Abstract  This study investigated whether the convulsant gas flurothyl deviates from the correlation between anesthetic potency and lipid solubility. Flurothyl (CF3CH2OCH2CF3) produced convulsions in 50% of mice at 0.122 +/- 0.006% atm. Mice often convulsed repeatedly after exposure to flurothyl, the maximum number of convulsions occurring when the concentration was 0.24% atm. Concentrations greater than 0.6% atm produced convulsions immediately after addition of flurothyl, but rarely at later times. An ED50 value for loss of the righting reflex was obtained when the concentration was 1.22 +/- 0.19% atm. The oil/gas partition coefficient was found to be 46.9 for flurothyl at 37 C. The product of righting-reflex ED50 and oil/gas partition coefficient (0.0122 atm x 46.9 = 0.57 atm) is similar to that found for conventional anaesthetics in mice. Therefore, flurothyl does not deviate from the correlation of anesthetic potency and lipid solubility. It was also found that 0.3 to 0.8% atm flurothyl increased isoflurane MAC in dogs, but that 3 to 4% atm flurothyl decreased it. The increase of isoflurane requirement at lower concentrations of flurothyl suggests that anesthetics with a potential to cause convulsions may partly antagonize their own anesthetic effect. The decrease in isoflurane MAC in dogs at higher concentrations of flurothyl also implies that this compound has an anesthetic effect. A structural isomer of flurothyl, iso-Indoklon [(CSF3)2CHOCH3], was only anesthetic and did not have convulsant properties. Its MAC in dogs was 4.60 +/- 0.45% atm, and its righting-reflex ED50 in mice was 2.65 +/- 0.13% atm. The product of iso-Indoklon MAC in dogs and its oil/gas partition coefficient (27.0) was 1.24 atm, and the product of iso-Indoklon righting-reflex ED50 in mice and oil/gas partition coefficient was 0.72 atm. These values are close to those found for conventional anesthetic agents in dogs and mice; thus iso-Indoklon also does not deviate from the correlation between anesthetic potency and lipid solubilities.
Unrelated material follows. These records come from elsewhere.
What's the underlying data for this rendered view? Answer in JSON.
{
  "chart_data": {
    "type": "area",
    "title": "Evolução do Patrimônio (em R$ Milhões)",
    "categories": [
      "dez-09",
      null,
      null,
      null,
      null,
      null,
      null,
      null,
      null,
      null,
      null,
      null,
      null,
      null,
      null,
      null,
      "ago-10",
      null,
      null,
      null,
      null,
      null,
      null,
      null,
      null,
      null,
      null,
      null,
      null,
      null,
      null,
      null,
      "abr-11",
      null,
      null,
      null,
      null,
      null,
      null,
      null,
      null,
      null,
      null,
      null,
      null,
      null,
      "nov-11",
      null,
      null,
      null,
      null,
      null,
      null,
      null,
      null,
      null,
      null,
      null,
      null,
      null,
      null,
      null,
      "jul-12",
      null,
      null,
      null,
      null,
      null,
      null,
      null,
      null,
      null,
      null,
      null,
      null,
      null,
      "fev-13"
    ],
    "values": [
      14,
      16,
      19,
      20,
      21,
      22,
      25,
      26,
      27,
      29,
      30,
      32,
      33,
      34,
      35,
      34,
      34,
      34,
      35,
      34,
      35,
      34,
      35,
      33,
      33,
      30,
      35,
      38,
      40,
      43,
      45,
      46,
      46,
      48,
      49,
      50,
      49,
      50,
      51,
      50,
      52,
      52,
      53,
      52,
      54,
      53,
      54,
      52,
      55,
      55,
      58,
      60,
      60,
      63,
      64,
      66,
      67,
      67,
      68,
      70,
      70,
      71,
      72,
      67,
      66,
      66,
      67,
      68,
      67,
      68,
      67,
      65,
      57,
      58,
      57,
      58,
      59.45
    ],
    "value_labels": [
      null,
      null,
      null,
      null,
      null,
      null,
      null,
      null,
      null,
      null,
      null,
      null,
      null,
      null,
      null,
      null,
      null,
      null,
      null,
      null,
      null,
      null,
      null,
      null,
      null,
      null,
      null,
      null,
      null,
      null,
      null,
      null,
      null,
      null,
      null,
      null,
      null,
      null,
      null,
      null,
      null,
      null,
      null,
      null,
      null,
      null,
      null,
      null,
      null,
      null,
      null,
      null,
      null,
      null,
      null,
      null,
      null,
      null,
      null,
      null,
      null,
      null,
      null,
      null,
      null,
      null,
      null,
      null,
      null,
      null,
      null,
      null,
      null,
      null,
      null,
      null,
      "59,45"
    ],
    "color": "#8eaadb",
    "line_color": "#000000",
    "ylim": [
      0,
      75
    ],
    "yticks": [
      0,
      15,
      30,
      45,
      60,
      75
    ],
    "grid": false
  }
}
Abstract  1 The rate of synthesis of gamma-aminobutyric acid (GABA) in the cortex, hippocampus and striatum of rat brain was assessed by measuring the linear rate of accumulation of GABA following injection of amino-oxyacetic acid (AOAA). 2 Five min after a single electrically induced seizure there was a rise in GABA content in these brain regions and an almost total inhibition of the rate of synthesis. 3 Five min after seizure induced by the inhalant convulsant flurothyl there was no rise in GABA content in these brain regions but a similar marked degree of inhibition of GABA synthesis. 4 Two hours after the convulsion the rate of GABA synthesis had returned to control values in all three brain regions. 5 A single convulsion did not alter the glutamic acid decarboxylase activity in these brain regions either in the absence or presence of added co-factor (pyridoxal phosphate). 6 Evidence for an inhibition of GABA release following a convulsion which may be associated with the inhibition of GABA synthesis is presented in the following paper.

Abstract  It has been confirmed that 24 hours following a series of electroconvulsive shocks (ECS) given once daily for 10 days (ECS X 10) to rats there is an increase in GABA concentration in the corpus striatum. A similar change was seen after the ECS had been given to rats anaesthetised with halothane, or when 5 ECS were given spread out over 10 days, the rats being anaesthetised during the ECS. A daily convulsion for 10 days elicited by flurothyl exposure resulted in an increased striatal GABA concentration, but also increased the GABA concentration in the hypothalamus, hippocampus and cortex. The increase in striatal GABA concentration was present 24 hours after ECS daily for 5 days or 3 days after ECS daily for 10 days. No change in [3H]-diazepam binding was seen in hippocampus, cortex or corpus striatum 24 hours after the last of 10 once daily ECS. The increase in striatal GABA concentration was therefore seen at all times when enhanced monoamine-mediated behaviours have been demonstrated following seizures.

Abstract  25 Wistar rats were subjected twice daily to epileptic seizures induced by the convulsant gaz Flurothyl. Compared with littermates of the same sex and birth weight, the brain of seizure-treated rats showed a reduction of 6% (5.2 million cells) after 5 days and 17.6% (33.4 million cells) after 10 days of treatment.